An Austrian study demonstrates an anti-tumor effect of certain nature-derived cyclic peptides. The study, which has now been published internationally, not only demonstrates the inhibition of cell division by these peptides, but even their ability to cause cell death of cancer cells. Until now, one focus under investigation was the immunosuppressive effects of these peptides. An effect that also makes them promising candidates for a multiple sclerosis drug. The anti-tumor effects now discovered in certain lymphoid cancer cells add an important new facet to the spectrum of action of these unusual peptides.
Cyclotides are small, ring-shaped peptides originally discovered in African plants in the 1960s. Later in the 2010s, one of them (kalata B1) was recognized to have an immunosuppressive effect. This involves inhibiting the cell division of immune-active cells (T cells), which could enable the treatment of autoimmune diseases. A team from three Austrian universities and a research institute in Vienna thought beyond this and speculated that this cell division-inhibiting effect could also help with cancers that rely on the proliferation of T cells. Their now-published results of an extensive study indeed demonstrate an anti-tumor effect on certain lymphoid cancer cells.
“In fact, we were able to demonstrate this effect in two different test systems,” explains Prof. Dagmar Stoiber-Sakaguchi, head of the Division Pharmacology at the Karl Landsteiner University of Health Sciences (KL Krems). “Both in cell cultures and in animal models, the anti-tumor effect was clearly shown.” And first author Dr. Judith Lind, a research associate in the Molecular Oncology/Hematology group, adds, “We therefore see these particular cyclotides as promising candidates for drug development against anaplastic large cell lymphoma (ALCL), the type of lymphoma we are studying.”

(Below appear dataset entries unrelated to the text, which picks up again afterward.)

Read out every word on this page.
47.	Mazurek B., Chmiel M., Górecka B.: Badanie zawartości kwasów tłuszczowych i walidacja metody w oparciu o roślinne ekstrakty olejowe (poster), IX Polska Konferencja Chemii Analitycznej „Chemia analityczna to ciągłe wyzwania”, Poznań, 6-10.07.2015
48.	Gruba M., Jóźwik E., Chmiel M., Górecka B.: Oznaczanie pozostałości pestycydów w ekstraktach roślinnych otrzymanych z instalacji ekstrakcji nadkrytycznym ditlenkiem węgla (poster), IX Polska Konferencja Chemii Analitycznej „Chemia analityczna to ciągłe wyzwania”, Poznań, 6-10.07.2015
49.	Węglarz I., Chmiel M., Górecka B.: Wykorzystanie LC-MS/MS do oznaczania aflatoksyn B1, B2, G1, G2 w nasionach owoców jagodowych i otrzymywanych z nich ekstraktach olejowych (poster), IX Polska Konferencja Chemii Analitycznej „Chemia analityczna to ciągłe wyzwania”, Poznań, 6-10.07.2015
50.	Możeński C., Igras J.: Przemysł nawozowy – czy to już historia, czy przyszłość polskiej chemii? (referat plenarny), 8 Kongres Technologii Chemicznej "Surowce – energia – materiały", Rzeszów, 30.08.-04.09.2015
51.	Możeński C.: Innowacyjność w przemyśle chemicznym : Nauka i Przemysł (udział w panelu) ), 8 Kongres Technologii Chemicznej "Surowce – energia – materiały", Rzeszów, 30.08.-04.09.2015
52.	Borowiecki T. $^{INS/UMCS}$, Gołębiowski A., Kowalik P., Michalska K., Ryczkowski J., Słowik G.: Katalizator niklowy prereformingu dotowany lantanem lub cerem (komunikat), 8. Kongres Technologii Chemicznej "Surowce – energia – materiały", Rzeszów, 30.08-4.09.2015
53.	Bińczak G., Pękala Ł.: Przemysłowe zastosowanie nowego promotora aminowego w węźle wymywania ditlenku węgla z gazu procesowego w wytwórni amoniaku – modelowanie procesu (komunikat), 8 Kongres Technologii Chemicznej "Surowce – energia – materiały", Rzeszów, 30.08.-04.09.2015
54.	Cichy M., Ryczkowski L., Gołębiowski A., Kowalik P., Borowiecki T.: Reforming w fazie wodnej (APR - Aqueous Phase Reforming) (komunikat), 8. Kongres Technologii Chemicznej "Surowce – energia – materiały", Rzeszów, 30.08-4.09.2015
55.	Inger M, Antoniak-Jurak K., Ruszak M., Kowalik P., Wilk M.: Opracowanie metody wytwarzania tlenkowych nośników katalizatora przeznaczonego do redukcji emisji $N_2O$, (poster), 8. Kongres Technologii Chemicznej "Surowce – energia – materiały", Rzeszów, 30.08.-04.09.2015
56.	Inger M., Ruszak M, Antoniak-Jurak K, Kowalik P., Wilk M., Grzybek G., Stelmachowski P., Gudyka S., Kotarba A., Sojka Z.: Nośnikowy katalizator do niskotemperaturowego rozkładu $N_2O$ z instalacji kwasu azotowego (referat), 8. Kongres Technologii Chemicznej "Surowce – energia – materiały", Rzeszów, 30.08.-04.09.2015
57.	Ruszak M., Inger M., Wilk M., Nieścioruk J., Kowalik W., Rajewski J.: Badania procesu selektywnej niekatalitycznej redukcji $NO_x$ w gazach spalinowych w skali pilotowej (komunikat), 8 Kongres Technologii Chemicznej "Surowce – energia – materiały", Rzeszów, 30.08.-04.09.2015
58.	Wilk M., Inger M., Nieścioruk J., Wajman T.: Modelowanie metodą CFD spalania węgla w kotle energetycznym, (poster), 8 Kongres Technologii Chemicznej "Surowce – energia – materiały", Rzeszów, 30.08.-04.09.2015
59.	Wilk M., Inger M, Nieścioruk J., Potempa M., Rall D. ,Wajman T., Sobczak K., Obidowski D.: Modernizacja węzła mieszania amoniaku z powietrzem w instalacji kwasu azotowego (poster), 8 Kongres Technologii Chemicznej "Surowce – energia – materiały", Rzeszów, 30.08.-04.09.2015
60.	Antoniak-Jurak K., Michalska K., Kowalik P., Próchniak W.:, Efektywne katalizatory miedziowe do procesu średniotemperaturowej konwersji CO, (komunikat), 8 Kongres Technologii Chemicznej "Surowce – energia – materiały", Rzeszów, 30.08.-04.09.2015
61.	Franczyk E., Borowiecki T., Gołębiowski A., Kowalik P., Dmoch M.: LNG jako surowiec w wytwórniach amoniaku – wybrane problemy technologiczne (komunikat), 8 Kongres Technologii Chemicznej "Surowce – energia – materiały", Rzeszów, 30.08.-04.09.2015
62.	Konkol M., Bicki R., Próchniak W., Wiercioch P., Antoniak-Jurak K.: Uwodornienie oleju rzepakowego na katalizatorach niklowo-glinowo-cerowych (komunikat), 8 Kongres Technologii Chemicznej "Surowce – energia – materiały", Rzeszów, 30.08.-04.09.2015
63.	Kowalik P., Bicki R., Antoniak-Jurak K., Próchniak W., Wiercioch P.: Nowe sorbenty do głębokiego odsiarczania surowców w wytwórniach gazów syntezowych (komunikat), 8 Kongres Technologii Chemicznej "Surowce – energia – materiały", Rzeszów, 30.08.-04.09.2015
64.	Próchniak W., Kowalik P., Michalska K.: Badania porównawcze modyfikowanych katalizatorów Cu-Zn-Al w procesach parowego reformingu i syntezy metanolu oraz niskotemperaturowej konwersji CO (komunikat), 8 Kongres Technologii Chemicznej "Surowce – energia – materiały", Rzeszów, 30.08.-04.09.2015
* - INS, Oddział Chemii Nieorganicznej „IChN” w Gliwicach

A synthetic form of kalata B1, known as T20K, and variants of it that differ in a few amino acids served as the basis for the study. “In a first step, we looked at the effect of increasing concentrations of the different T20Kvariants on cell cultures of ALCL,” says Dr. Karoline Kollmann of the Institute of Pharmacology and Toxicology at the University of Veterinary Medicine Vienna. “This showed that the peptides could both inhibit cell growth and induce cell death of the cancer cells. And this in a clear concentration-dependent manner.” Moreover, further studies showed that T20K stimulated important cell-internal signaling pathways based on the proteins STAT5 and p53.
Cancer cell death
Further pivotal studies were then performed in mouse models of ALCL. Here, the findings from the cell cultures were impressively confirmed, as Assoc. Prof. Christian Gruber from the Institute of Pharmacology at the Medical University of Vienna points out: “Our data show that T20K induced apoptosis—i.e., cell death—of cancer cells, and that the tumors in treated animals were about half the size, as compared to untreated controls.”